Design Research Template
Works best for:
UX Design, Design Thinking, Desk Research
A design research map is a grid framework showing the relationship between two key intersections in research methodologies: mindset and approach. Design research maps encourage your team or clients to develop new business strategies using generative design thinking. Originally designed by academic Liz Sanders, the framework is meant to resolve confusion or overlap between research and design methods. Whether your team is in problem-solving or problem space definition mode, using a research design template can help you consider the collective value of many unrelated practices.
Scenario Mapping Template
Works best for:
Desk Research, Mapping, Product Management
Scenario mapping is the process of outlining all the steps a user will take to complete a task. The scenario mapping template helps you create a visual guide to what different personas are doing, thinking, and feeling in different situations. Use scenario mapping to outline an intended or ideal scenario (what should happen) as well as what currently happens.
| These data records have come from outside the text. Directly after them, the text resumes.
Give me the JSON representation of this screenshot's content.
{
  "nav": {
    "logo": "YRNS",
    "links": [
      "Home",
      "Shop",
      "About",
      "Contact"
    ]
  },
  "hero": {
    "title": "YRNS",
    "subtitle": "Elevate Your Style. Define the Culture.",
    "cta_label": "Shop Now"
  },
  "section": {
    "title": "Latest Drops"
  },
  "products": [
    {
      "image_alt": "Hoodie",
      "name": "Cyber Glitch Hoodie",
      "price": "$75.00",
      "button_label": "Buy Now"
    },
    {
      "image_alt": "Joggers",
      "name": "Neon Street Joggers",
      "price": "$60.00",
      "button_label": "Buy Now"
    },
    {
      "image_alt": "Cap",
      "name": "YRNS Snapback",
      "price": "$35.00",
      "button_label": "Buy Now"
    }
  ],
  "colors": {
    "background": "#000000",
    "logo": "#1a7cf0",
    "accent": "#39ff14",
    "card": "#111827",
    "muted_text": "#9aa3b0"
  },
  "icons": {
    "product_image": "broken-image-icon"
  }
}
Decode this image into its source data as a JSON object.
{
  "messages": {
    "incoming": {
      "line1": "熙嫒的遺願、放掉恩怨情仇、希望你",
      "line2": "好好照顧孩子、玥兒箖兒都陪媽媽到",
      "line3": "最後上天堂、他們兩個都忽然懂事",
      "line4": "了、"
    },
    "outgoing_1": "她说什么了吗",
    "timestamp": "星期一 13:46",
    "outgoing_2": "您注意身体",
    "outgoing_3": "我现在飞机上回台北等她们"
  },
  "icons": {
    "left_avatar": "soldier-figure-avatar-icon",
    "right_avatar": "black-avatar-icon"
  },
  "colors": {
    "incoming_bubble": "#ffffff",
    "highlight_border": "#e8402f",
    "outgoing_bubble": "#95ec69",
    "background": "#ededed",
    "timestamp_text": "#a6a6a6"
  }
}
If you’re trying to outline the ideal scenario, user mapping should take place very early on in a project and can help inform user stories and the product backlog. If you’re just trying to get a better sense of what currently happens, you can do user mapping when conducting user interviews or observation.
Storyboard Presentation Template
Works best for:
Presentations, Design Thinking
Use this Storyboard Presentation Template to visualize the structure, content, and flow of your presentation. Make sure that your presentation covers all the key points and hits the mark.